In der Weltpolitik wird gerade sehr sichtbar, dass die Digitalisierung eher zu mehr Machtkonzentration führt und Big Tech und Teile der Parteienlandschaft näher zusammenrücken. Das Ergebnis davon ist weniger Mitbestimmung, ein Verlust von digitalen Schutzräumen, und weniger Teilhabe an den Vorteilen, die die digitale Transformation verspricht. Die Rede war mal vom globalen Dorf, in dem wir alle sein dürfen, wie wir sind. Ein Dorf, in dem wir näher zusammenrücken und in unserer Vielfalt Verständnis füreinander entwickeln. Dieses Versprechen hat sich nicht eingelöst. Genau deshalb brauchen wir neue Visionen davon, was uns eine digitale Zukunft bringen soll. Wir sprechen oft von „Zukünften“, denn möglich sind viele. Aber welche wollen wir erreichen? Genau diese Debatte führen wir bei SUPERRR ständig und laden dazu ein, mit uns und anderen Zukunftsvisionen zu entwerfen, die wir uns wünschen und die uns vereinen.

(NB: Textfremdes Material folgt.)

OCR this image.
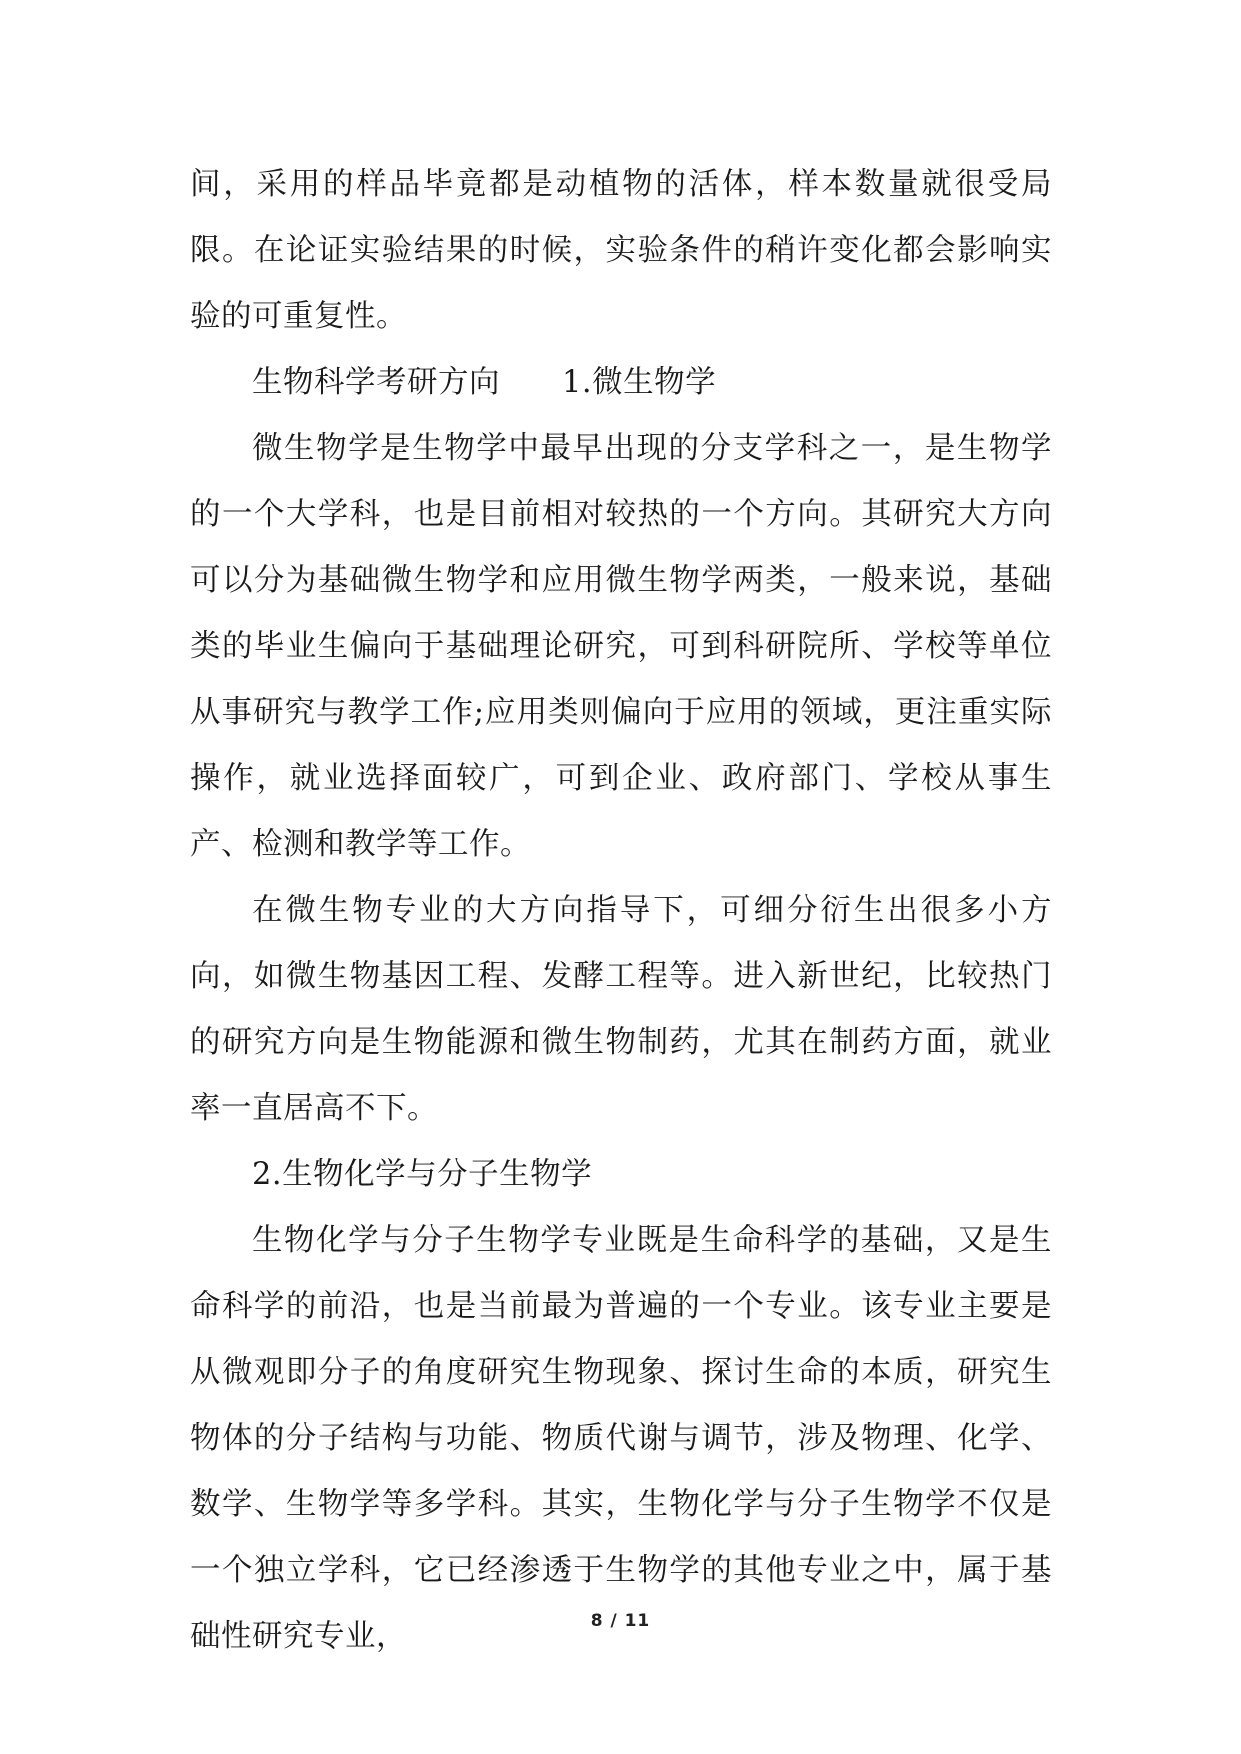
间，采用的样品毕竟都是动植物的活体，样本数量就很受局限。在论证实验结果的时候，实验条件的稍许变化都会影响实验的可重复性。

生物科学考研方向 1.微生物学

微生物学是生物学中最早出现的分支学科之一，是生物学的一个大学科，也是目前相对较热的一个方向。其研究大方向可以分为基础微生物学和应用微生物学两类，一般来说，基础类的毕业生偏向于基础理论研究，可到科研院所、学校等单位从事研究与教学工作;应用类则偏向于应用的领域，更注重实际操作，就业选择面较广，可到企业、政府部门、学校从事生产、检测和教学等工作。

在微生物专业的大方向指导下，可细分衍生出很多小方向，如微生物基因工程、发酵工程等。进入新世纪，比较热门的研究方向是生物能源和微生物制药，尤其在制药方面，就业率一直居高不下。

2.生物化学与分子生物学

生物化学与分子生物学专业既是生命科学的基础，又是生命科学的前沿，也是当前最为普遍的一个专业。该专业主要是从微观即分子的角度研究生物现象、探讨生命的本质，研究生物体的分子结构与功能、物质代谢与调节，涉及物理、化学、数学、生物学等多学科。其实，生物化学与分子生物学不仅是一个独立学科，它已经渗透于生物学的其他专业之中，属于基础性研究专业，	8 / 11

Aktuell leben wir in einer Zeit, in der Autokraten weltweit an Einfluss gewinnen und sich Gesellschaften politisch immer stärker aufspalten. Genau in diesem Umfeld werden Desinformation und der Einfluss von KI immer gefährlicher. Welche Kompetenzen brauchen wir, um dieser Gefahr zu begegnen?
Digitale Technik ist ein weiteres Werkzeug im Repertoire derjenigen, die unsere Gesellschaften spalten wollen. Ich weiß nicht, ob wir uns einen Gefallen tun, der Technik eine solche Sonderrolle zukommen zu lassen, wie das im gegenwärtigen Diskurs der Fall ist. Fakt ist doch: Technik wird von Menschen zu einem bestimmten Zweck eingesetzt – sie handelt nicht selbst und sie ist auch keine Naturgewalt.
Genau das ist eine Kompetenz, die wir meiner Ansicht nach stärken sollten: Technik nicht zu vermenschlichen und uns zu trauen, Entwicklungen und Behauptungen im Digitalbereich auch mal zu hinterfragen.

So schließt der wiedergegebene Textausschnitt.